The Attempt at a Solution

$$\mbox{I choose } \epsilon = 1/2$$

$$a_n=\frac {1}{e^{|x-n|}}\ ,\ b_n= \frac {1}{n^2}$$

$$\lim_{n\rightarrow\infty} \frac {a_n}{b_n}=0\ \Rightarrow\ \sum_{n=0}^\infty a_n \mbox{ is convergent for all x \in R.}$$

$$f_k(x)=\sum_{n=0}^{k} a_n\ ,\ f(x)=\lim_{k\rightarrow\infty} \sum_{n=0}^{k} a_n$$

$$x_n=n\Rightarrow\\sup_{x_n \in R} |f_k(x_n)-f(x_n)|\geq\sum_{n=k+1}^\infty \frac {1} {e^{|n-n|}}=1>\epsilon\ \Rightarrow \mbox{ is not uniformly convergent \inR}$$

What do you think?
[I left out technical details to present my idea more clearly.]

 

[kurt.physics]

Your attempt at a solution is incorrect.

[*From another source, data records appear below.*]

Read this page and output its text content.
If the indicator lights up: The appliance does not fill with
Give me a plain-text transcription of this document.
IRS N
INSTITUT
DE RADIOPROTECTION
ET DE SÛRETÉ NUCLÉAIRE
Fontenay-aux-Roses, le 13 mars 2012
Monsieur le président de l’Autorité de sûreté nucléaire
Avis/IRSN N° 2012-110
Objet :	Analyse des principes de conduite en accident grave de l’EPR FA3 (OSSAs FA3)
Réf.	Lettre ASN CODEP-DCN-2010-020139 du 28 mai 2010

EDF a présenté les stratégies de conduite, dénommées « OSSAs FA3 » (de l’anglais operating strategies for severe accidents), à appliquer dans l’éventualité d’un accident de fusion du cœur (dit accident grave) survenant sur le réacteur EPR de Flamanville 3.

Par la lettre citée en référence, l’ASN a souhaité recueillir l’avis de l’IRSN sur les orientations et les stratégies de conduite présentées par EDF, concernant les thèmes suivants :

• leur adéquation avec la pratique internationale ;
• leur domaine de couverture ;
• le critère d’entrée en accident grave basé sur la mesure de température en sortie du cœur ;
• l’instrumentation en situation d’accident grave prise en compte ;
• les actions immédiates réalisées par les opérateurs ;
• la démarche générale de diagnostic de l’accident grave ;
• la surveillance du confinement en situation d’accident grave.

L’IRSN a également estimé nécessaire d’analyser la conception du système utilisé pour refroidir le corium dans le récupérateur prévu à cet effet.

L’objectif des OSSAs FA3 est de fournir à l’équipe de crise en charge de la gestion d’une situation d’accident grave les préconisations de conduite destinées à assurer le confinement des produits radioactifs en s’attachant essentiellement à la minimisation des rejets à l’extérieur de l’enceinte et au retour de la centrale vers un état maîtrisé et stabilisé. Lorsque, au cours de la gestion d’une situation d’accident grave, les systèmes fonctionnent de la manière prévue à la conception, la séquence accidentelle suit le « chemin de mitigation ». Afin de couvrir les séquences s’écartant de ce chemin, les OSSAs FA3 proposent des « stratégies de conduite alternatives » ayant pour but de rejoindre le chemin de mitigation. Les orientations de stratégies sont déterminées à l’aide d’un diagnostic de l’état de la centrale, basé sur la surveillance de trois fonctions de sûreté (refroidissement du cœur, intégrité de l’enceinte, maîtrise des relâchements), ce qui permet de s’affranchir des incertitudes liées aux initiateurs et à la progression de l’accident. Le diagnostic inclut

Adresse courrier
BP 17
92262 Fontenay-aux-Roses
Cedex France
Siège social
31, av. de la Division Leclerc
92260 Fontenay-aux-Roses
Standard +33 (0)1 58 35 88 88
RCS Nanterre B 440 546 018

The given series is not uniformly convergent, since there exist points x for which the series does not converge uniformly. To show this, you should take an x such that the terms of the series oscillate in sign near x. For example, if x is an integer, then the series will have an alternating pattern of positive and negative terms near x. This means that the partial sums of the series will oscillate in sign, so the series does not converge uniformly.